The newspaper was recently owned and published by the Butler family of Cooper, Jim and Sally Butler, and edited by Janis Thomas and Cindy Roller. Before the passing of owner Jim Butler in 2021, the Review transferred ownership to Karrie Harmon and her daughter Rhandi Allred. The family owned, operated and published the Cooper Review until March 6, 2023, when it was sold to Ashley Colvin.
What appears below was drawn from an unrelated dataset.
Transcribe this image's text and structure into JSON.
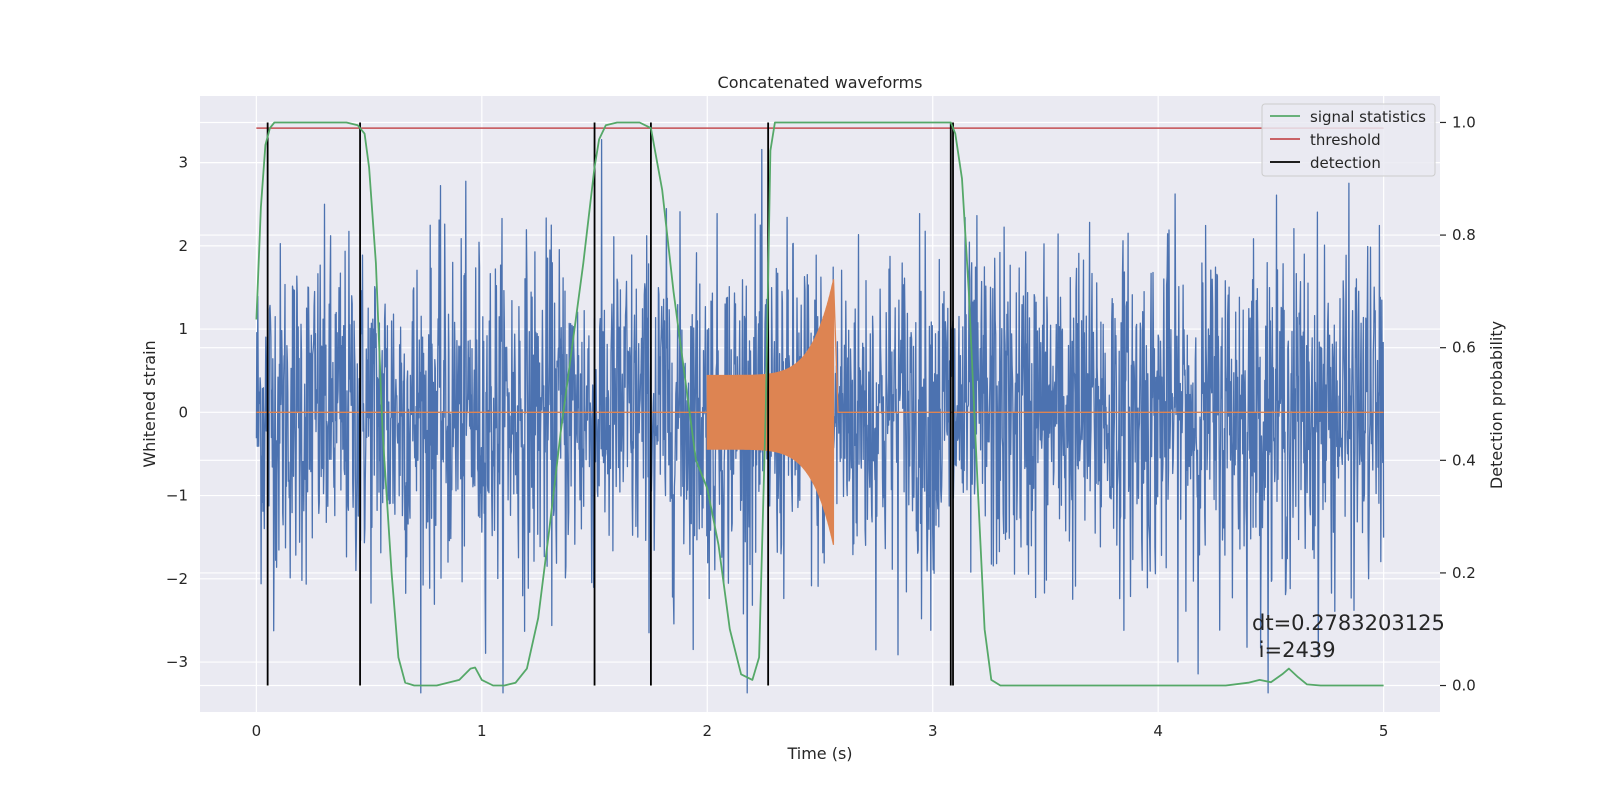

==Publishing and circulation==
The Cooper Review is published weekly, with editions being circulated every Thursday. The paper's publication facilities were once located at 50 East Side Square, Cooper, Texas 75432, but is currently in search of a new location. The newspaper is currently owned by Ashley Colvin. When it was under the ownership of the Butler family, after purchasing the paper, they hired Roger Palmer its publisher, editor, and advertising director. However, Jim Butler replaced Palmer as the publisher and advertising director. Cindy Roller, a former writer for the Sulphur Springs News-Telegram and current news reporter for the Texas A&M University–Commerce radio station KETR, was hired to replace Palmer as the paper's editor. It is currently published with page dimensions of 6 by 21 in, which is slightly shrunk down from the former dimensions of 6 by 21.5 in, which were used through 2011. In 2011, it had a weekly circulation of 1,429 editions, which had declined by 2013, when the circulation was only 1,228 editions weekly. Since 2011, the newspaper has been a member of the Texas Press Association, an organization which provides assistance to newspapers across the state.

==Awards==
In 2012, Cindy Roller was named to the Texas Association of School Boards’ Media Honor Roll, for her efforts in "reporting school news in a manner that is fair, accurate, and balanced", as well as sharing all information with schools. The Cooper Independent School District requested that Roller was named to the Honor Roll. In 2013, the Texas Press Association awarded The Cooper Review five times in its "2013 Better Newspaper Contest". The paper received commendations in community service reporting, editorial, sports, feature reporting, and page design. The Review received one first place award, an award for second place, two third place awards, and one fourth place prize.